At The Haçiendra Nightclub

Freaky Dancing was a fanzine produced for and about The Haçienda nightclub in Manchester during the rise of acid house and the Madchester music scene.

The fanzine was put together by Paul 'Fish Kid' Gill and Ste 'Ste*2' Pickford with contributions from friends and Hacienda regulars. It ran for 11 issues between July 1989 and August 1990. The first eight issues were given away for free to people queuing up outside the club on a Friday night. Subsequent issues were sold in shops and bars around Manchester and London.

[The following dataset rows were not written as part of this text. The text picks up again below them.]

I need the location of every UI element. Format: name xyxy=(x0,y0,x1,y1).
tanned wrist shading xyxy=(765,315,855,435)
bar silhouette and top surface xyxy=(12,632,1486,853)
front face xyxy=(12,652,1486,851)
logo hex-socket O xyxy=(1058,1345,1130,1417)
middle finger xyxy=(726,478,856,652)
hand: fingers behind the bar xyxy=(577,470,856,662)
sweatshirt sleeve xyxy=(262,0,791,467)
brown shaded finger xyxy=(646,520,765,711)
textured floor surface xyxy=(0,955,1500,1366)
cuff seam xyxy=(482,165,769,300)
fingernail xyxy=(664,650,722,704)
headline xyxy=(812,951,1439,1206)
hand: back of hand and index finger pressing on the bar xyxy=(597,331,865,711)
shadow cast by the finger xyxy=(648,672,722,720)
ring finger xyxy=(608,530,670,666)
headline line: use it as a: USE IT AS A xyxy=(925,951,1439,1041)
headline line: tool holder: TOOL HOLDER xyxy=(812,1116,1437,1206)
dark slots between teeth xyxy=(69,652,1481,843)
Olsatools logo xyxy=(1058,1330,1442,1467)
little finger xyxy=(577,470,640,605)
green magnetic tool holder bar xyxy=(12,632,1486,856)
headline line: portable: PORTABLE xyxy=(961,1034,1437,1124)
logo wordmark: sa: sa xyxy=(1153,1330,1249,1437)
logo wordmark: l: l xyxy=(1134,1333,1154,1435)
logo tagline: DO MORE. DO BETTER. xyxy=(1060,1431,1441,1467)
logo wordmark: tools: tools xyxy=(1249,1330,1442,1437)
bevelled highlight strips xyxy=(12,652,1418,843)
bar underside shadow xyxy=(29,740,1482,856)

Its subject matter has been described by Sarah Champion (journalist) "for and about kids in the queue for the Hacienda! Such editorial scope. Getting to, in and home from The Hac".

Describing the early distribution of the fanzine, co-owner of the Hacienda Tony Wilson wrote in his autobiography "Nobody complained about the queue. Which was why people loved it. Which was why a fanzine, Freaky Dancing, was written for the queue".

As the club became increasingly popular, Peter Hook of New Order added "Queues became even more lengthy; the distribution of the fanzine Freaky Dancing... did little to make this aspect of the experience seem more appealing."

The fanzine came to an end as the Madchester scene disintegrated into drug-fueled paranoia "People we're getting over the top. A lot of people became casualties. Freaky Dancing never came out again. It just died."

Freaky Dancing was a subject in the 1990 Granada TV documentary about the Madchester scene 'Celebration: Madchester - Sound of the North'.

A compilation of the fanzine was published by The Quietus in March 2019.

==Books==
- Freaky Dancing: The Complete Collection The Quietus, 2019. ISBN 978-1725660892.